Ce patriotisme devenait, il est vrai, bien savant pour la plupart, et l’ardeur des passions qu’il ne satisfaisait pas assez, plus forte que lui, éclata malgré lui. L’intelligence polonaise n’accepte pas encore une notion trop compliquée de l’état ; les cœurs polonais ont besoin de vifs entraînemens qui ne vont pas avec la tactique régulière des politiques réfléchis. L’éducation de l’homme et du citoyen se fait presque toujours en Pologne sous la direction de la femme. « La femme aux long cheveux et à l’esprit court, » disait l’antique poésie populaire des Slaves ; — « la reine de la maison, l’ame des ames, » disent depuis des siècles les poètes polonais. On n’imagine pas, avec nos mœurs de l’Occident, l’autorité que la femme exerce dans le silence et l’isolement de cette vie rustique des châteaux, à l’ombre du foyer de famille, au fond des villages, au milieu des grands bois. Le génie polonais s’est formé sous ce gouvernement domestique ; il y a pris l’ardente sensibilité qui fait son malheur et sa puissance.

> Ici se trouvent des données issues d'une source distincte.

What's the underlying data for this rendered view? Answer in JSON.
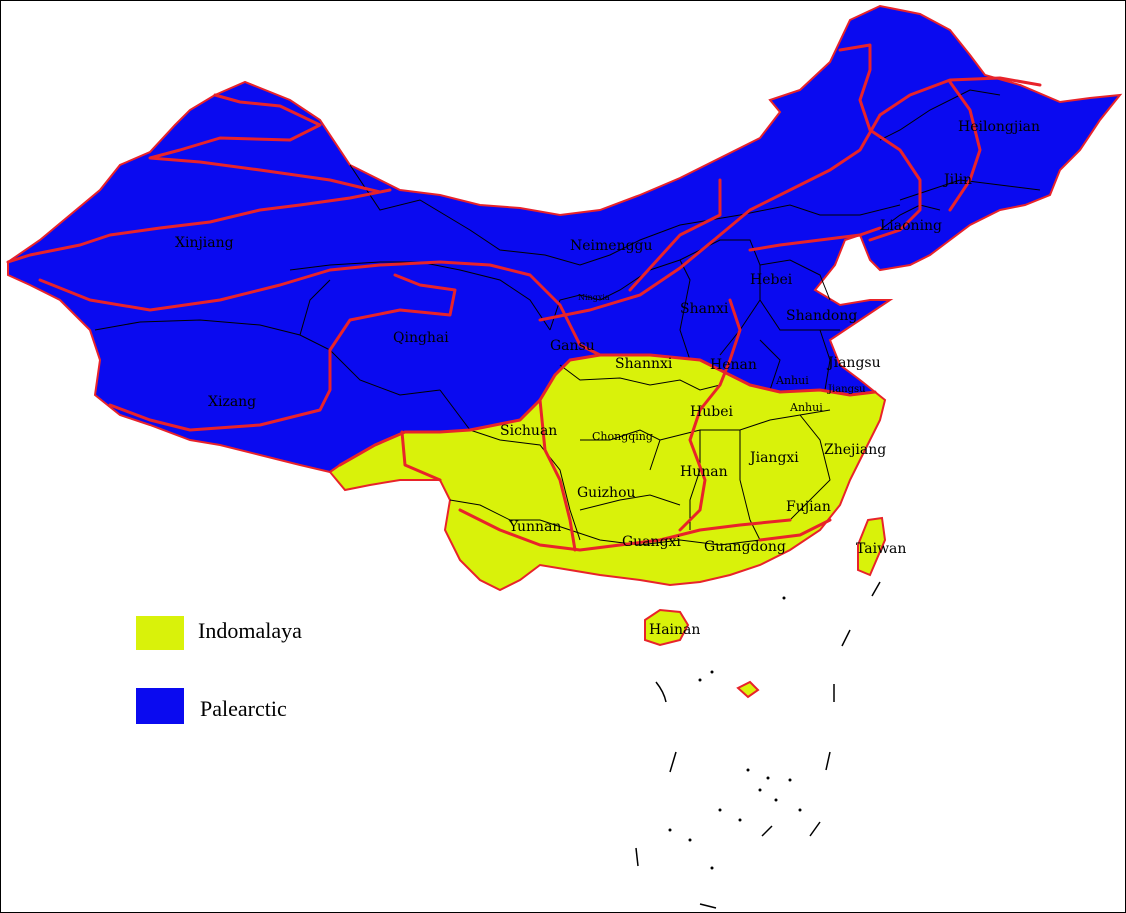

Le moment arrive pourtant où cette exaltation va trouver carrière. L’avenir qui s’ouvre aujourd’hui est assez large pour occuper ensemble et la prudence des sages et l’impétuosité des violens. Il y aura beaucoup à fonder et certainement beaucoup à combattre. Ce n’est pas trop de toutes les aptitudes nationales dans la crise suprême qui s’annonce sous de si éclatans auspices. Je souhaite que ces pages donnent ici quelque idée des forces vraies dont la Pologne dispose, des ressources qu’elle peut, qu’elle doit puiser en elle-même. Si seulement elle apprend à les bien conduire, il faudra dès demain répéter, avec plus d’espoir que jamais, le cri prophétique des légions de Dombrowski : « Non, la Pologne n’est pas perdue ! »


ALEXANDRE THOMAS.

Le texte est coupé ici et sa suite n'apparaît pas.